Vi dicevo poc'anzi che mi colpisce la reazione di Gesù che immediatamente segue il miracolo: Ammonendo severamente colui che era stato lebbroso, "lo cacciò via subito e gli disse: «Guarda di non dire niente a nessuno; va', invece, a mostrarti al sacerdote e offri per la tua purificazione quello che Mosè ha prescritto, come testimonianza per loro.»" (v.44).
Potremmo interpretare il comportamento del Nazareno come la conseguenza dell'incontro: nel senso che il divieto sancito a carico del malato di lebbra di avvicinarsi alle persone, imponeva anche alle persone di non avvicinarsi a lui: per l'alto rischio di contagio, frequentare un lebbroso rendeva potenziali untori della comunità.
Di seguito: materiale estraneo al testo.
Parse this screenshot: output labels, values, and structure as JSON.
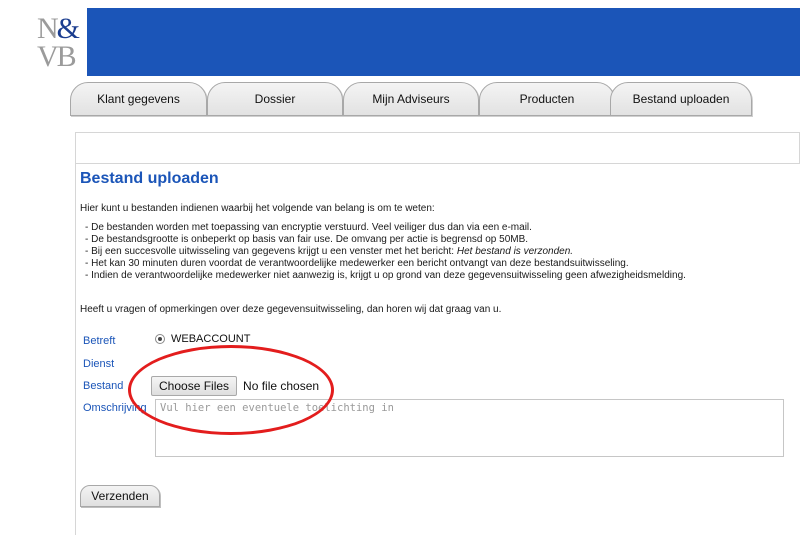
{
  "logo": {
    "top_left": "N",
    "amp": "&",
    "bottom": "VB"
  },
  "colors": {
    "brand_blue": "#1b55b8",
    "annotation_red": "#e31d1d"
  },
  "tabs": [
    {
      "label": "Klant gegevens"
    },
    {
      "label": "Dossier"
    },
    {
      "label": "Mijn Adviseurs"
    },
    {
      "label": "Producten"
    },
    {
      "label": "Bestand uploaden"
    }
  ],
  "page": {
    "title": "Bestand uploaden",
    "intro": "Hier kunt u bestanden indienen waarbij het volgende van belang is om te weten:",
    "bullets": [
      "- De bestanden worden met toepassing van encryptie verstuurd. Veel veiliger dus dan via een e-mail.",
      "- De bestandsgrootte is onbeperkt op basis van fair use. De omvang per actie is begrensd op 50MB.",
      "- Bij een succesvolle uitwisseling van gegevens krijgt u een venster met het bericht: ",
      "- Het kan 30 minuten duren voordat de verantwoordelijke medewerker een bericht ontvangt van deze bestandsuitwisseling.",
      "- Indien de verantwoordelijke medewerker niet aanwezig is, krijgt u op grond van deze gegevensuitwisseling geen afwezigheidsmelding."
    ],
    "bullet3_italic": "Het bestand is verzonden.",
    "question": "Heeft u vragen of opmerkingen over deze gegevensuitwisseling, dan horen wij dat graag van u."
  },
  "form": {
    "betreft_label": "Betreft",
    "betreft_option": "WEBACCOUNT",
    "dienst_label": "Dienst",
    "bestand_label": "Bestand",
    "file_button": "Choose Files",
    "file_status": "No file chosen",
    "omschrijving_label": "Omschrijving",
    "omschrijving_placeholder": "Vul hier een eventuele toelichting in",
    "submit_label": "Verzenden"
  }
}
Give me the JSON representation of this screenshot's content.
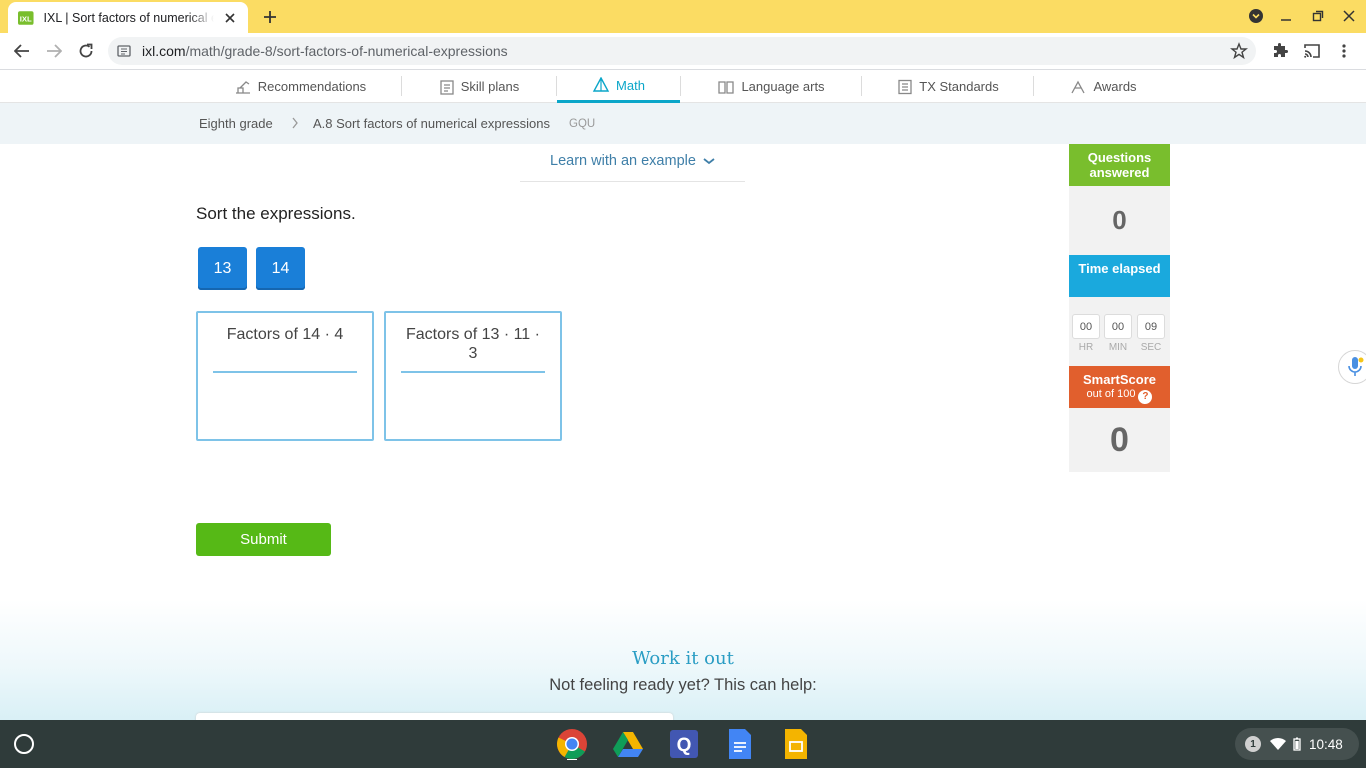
{
  "browser": {
    "tab_title": "IXL | Sort factors of numerical expressions",
    "url_host": "ixl.com",
    "url_path": "/math/grade-8/sort-factors-of-numerical-expressions",
    "theme_color": "#fbdc63"
  },
  "nav": {
    "tabs": [
      {
        "label": "Recommendations",
        "icon": "recommendations-icon"
      },
      {
        "label": "Skill plans",
        "icon": "skill-plans-icon"
      },
      {
        "label": "Math",
        "icon": "math-icon",
        "active": true
      },
      {
        "label": "Language arts",
        "icon": "book-icon"
      },
      {
        "label": "TX Standards",
        "icon": "standards-icon"
      },
      {
        "label": "Awards",
        "icon": "awards-icon"
      }
    ],
    "active_color": "#0aa6c9"
  },
  "breadcrumb": {
    "grade": "Eighth grade",
    "skill": "A.8 Sort factors of numerical expressions",
    "code": "GQU"
  },
  "learn_link": "Learn with an example",
  "question": {
    "prompt": "Sort the expressions.",
    "tiles": [
      "13",
      "14"
    ],
    "bins": [
      {
        "title": "Factors of 14 · 4"
      },
      {
        "title": "Factors of 13 · 11 · 3"
      }
    ],
    "submit_label": "Submit"
  },
  "sidebar": {
    "questions_label": "Questions answered",
    "questions_value": "0",
    "time_label": "Time elapsed",
    "time": {
      "hr": "00",
      "min": "00",
      "sec": "09"
    },
    "time_units": {
      "hr": "HR",
      "min": "MIN",
      "sec": "SEC"
    },
    "smartscore_label": "SmartScore",
    "smartscore_sub": "out of 100",
    "smartscore_help": "?",
    "smartscore_value": "0",
    "colors": {
      "questions": "#79be2d",
      "time": "#1aa9dd",
      "smartscore": "#e15f2d"
    }
  },
  "footer": {
    "heading": "Work it out",
    "subtext": "Not feeling ready yet? This can help:"
  },
  "shelf": {
    "apps": [
      "chrome-icon",
      "drive-icon",
      "quizlet-icon",
      "docs-icon",
      "slides-icon"
    ],
    "notification_count": "1",
    "clock": "10:48"
  }
}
Gesù non rifiuta di imporre le mani, toccando il malato - l'attività taumaturgica rientrava tra i poteri del Messia -; ma conviene evitare di essere colti da occhi indiscreti in situazioni compromettenti, che potrebbero nuocere al buon nome. Non che gli importasse granché, al Figlio del falegname, d'essere visto in compagnia di persone dalla dubbia reputazione; e questo andrà ad aggravare il giudizio dei sommi sacerdoti, degli anziani e dei capi del popolo, su quell'uomo dai natali quantomeno discutibili, e dai gusti relazionali ancor più discutibili; o, come ebbero a dire: "(...) un mangione e un beone, amico dei pubblicani e dei peccatori..." (Mt 11,19).
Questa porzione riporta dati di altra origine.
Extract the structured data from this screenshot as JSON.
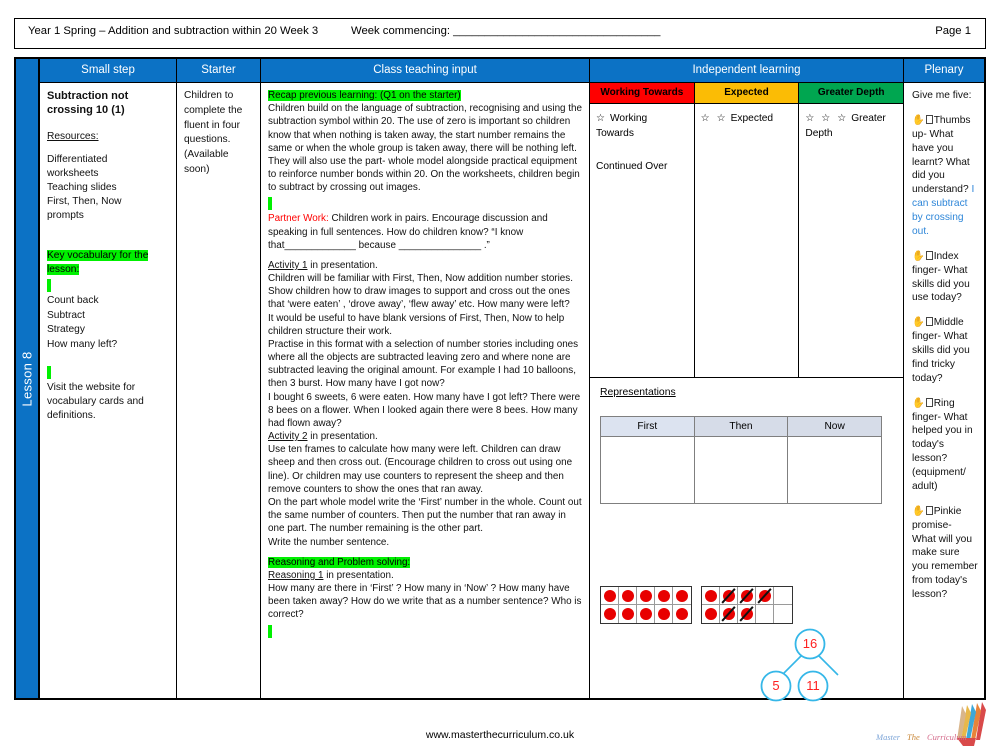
{
  "header": {
    "title": "Year 1 Spring – Addition and subtraction within 20 Week 3",
    "week_commencing": "Week commencing: _________________________________",
    "page": "Page 1"
  },
  "spine": {
    "label": "Lesson 8"
  },
  "columns": {
    "small_step": "Small step",
    "starter": "Starter",
    "teaching": "Class teaching input",
    "independent": "Independent learning",
    "plenary": "Plenary"
  },
  "small_step": {
    "title": "Subtraction not crossing 10 (1)",
    "resources_label": "Resources:",
    "resources": "Differentiated worksheets Teaching slides First, Then, Now prompts",
    "vocab_heading": "Key vocabulary for the lesson:",
    "vocab_words": "Count back\nSubtract\nStrategy\nHow many left?",
    "vocab_note": "Visit the website for vocabulary cards and definitions."
  },
  "starter": {
    "text": "Children to complete the fluent in four questions. (Available soon)"
  },
  "teaching": {
    "recap_heading": "Recap previous learning: (Q1 on the starter)",
    "recap_body": "Children build on the language of subtraction, recognising and using the subtraction symbol within 20.  The use of zero is important so children know that when nothing is taken away, the start number remains the same or when the whole group is taken away, there will be nothing left. They will also use the part- whole model alongside practical equipment to reinforce number bonds within 20. On the worksheets, children begin to subtract by crossing out images.",
    "partner_label": "Partner Work:",
    "partner_body": " Children work in pairs. Encourage discussion and speaking in full sentences. How do children know?  “I know that_____________ because _______________ .”",
    "activity1_label": "Activity 1",
    "activity1_suffix": " in presentation.",
    "activity1_body": "Children will be familiar with First, Then, Now  addition number stories. Show children how to draw images to support and cross out the ones that ‘were eaten’ , ‘drove away’, ‘flew away’ etc. How many were left?\nIt would be useful to have blank versions of First, Then, Now to help children structure their work.\nPractise in this format with a selection of number stories including ones where all the objects are subtracted leaving zero and where none are subtracted leaving the original amount. For example I had 10 balloons, then 3 burst. How many have I got now?\nI bought 6 sweets, 6 were eaten. How many have I got left? There were 8 bees on a flower. When I looked again there were 8 bees. How many had flown away?",
    "activity2_label": "Activity 2",
    "activity2_suffix": " in presentation.",
    "activity2_body": "Use ten frames to calculate how many were left. Children can draw sheep and then cross out. (Encourage children to cross out using one line). Or children may use counters to represent the sheep and then remove counters to show the ones that ran away.\nOn the part whole model write the ‘First’ number in the whole. Count out the same number of counters. Then put the number that ran away in one part. The number remaining is the other part.\nWrite the number sentence.",
    "reasoning_heading": "Reasoning and Problem solving:",
    "reasoning_label": "Reasoning 1",
    "reasoning_suffix": " in presentation.",
    "reasoning_body": "How many are there  in ‘First’ ? How many in ‘Now’ ? How many have been taken away? How do we write that as a number sentence? Who is correct?"
  },
  "independent": {
    "bands": [
      {
        "label": "Working Towards",
        "color": "#FF0000",
        "stars": "☆",
        "text": "Working Towards",
        "continued": "Continued Over"
      },
      {
        "label": "Expected",
        "color": "#FBBC05",
        "stars": "☆ ☆",
        "text": "Expected",
        "continued": ""
      },
      {
        "label": "Greater Depth",
        "color": "#00A650",
        "stars": "☆ ☆ ☆",
        "text": "Greater Depth",
        "continued": ""
      }
    ],
    "representations_title": "Representations",
    "ftn_headers": [
      "First",
      "Then",
      "Now"
    ],
    "ten_frames": [
      {
        "name": "full-ten-frame",
        "cells": [
          {
            "filled": true,
            "crossed": false
          },
          {
            "filled": true,
            "crossed": false
          },
          {
            "filled": true,
            "crossed": false
          },
          {
            "filled": true,
            "crossed": false
          },
          {
            "filled": true,
            "crossed": false
          },
          {
            "filled": true,
            "crossed": false
          },
          {
            "filled": true,
            "crossed": false
          },
          {
            "filled": true,
            "crossed": false
          },
          {
            "filled": true,
            "crossed": false
          },
          {
            "filled": true,
            "crossed": false
          }
        ]
      },
      {
        "name": "crossed-ten-frame",
        "cells": [
          {
            "filled": true,
            "crossed": false
          },
          {
            "filled": true,
            "crossed": true
          },
          {
            "filled": true,
            "crossed": true
          },
          {
            "filled": true,
            "crossed": true
          },
          {
            "filled": false,
            "crossed": false
          },
          {
            "filled": true,
            "crossed": false
          },
          {
            "filled": true,
            "crossed": true
          },
          {
            "filled": true,
            "crossed": true
          },
          {
            "filled": false,
            "crossed": false
          },
          {
            "filled": false,
            "crossed": false
          }
        ]
      }
    ],
    "part_whole": {
      "whole": "16",
      "part_left": "5",
      "part_right": "11",
      "circle_color": "#35B7E8",
      "number_color": "#FF2020"
    }
  },
  "plenary": {
    "items": [
      {
        "icon": "hand-icon",
        "text": "Give me five:"
      },
      {
        "icon": "hand-icon",
        "text": "Thumbs up- What have you learnt? What did you understand?",
        "answer": "I can subtract by crossing out."
      },
      {
        "icon": "hand-icon",
        "text": "Index finger- What skills did you use today?"
      },
      {
        "icon": "hand-icon",
        "text": "Middle finger- What skills did you find tricky today?"
      },
      {
        "icon": "hand-icon",
        "text": "Ring finger- What helped you in today's lesson? (equipment/ adult)"
      },
      {
        "icon": "hand-icon",
        "text": "Pinkie promise- What will you make sure you remember from today's lesson?"
      }
    ]
  },
  "footer": {
    "url": "www.masterthecurriculum.co.uk",
    "logo_text": "Master The Curriculum"
  }
}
Anche questo fatto ha un valore eminentemente teologico: si tratta del segreto messianico, del quale tutti siamo ormai a conoscenza: il Signore è appena all'inizio del suo ministero e i giorni della Passione sono ancora lontani; quel nome al di sopra di ogni altro nome (cfr. Fil 2), se lo deve ancora guadagnare, o, direbbe il quarto Evangelista: "Non era giunta la sua ora".
E, a proposito della Passione, questa è l'ultima domenica del cosiddetto Tempo Ordinario; il prossimo mercoledì dovremmo celebrare il rito penitenziale delle ceneri: condizionale d'obbligo, voi lo capite, perché l'emergenza COVID impone di ridurre al minimo il contatto fisico e dunque le liturgie,... Il gesto di imporre le mani, in tempo di pandemia, è oggettivamente pericoloso, proprio come lo era ai tempi di Gesù, imporre le mani su un malato, su un cieco, su un cadavere; la parabola del buon samaritano insegna.
Questo non ci impedisce tuttavia dall'invocare la misericordia di Dio sulle infermità nostre e altrui. Dio ci può purificare; Dio ci vuole purificare! E lo farà se lo vorremo anche noi, così come ci ricorda Marco, nel Vangelo di oggi.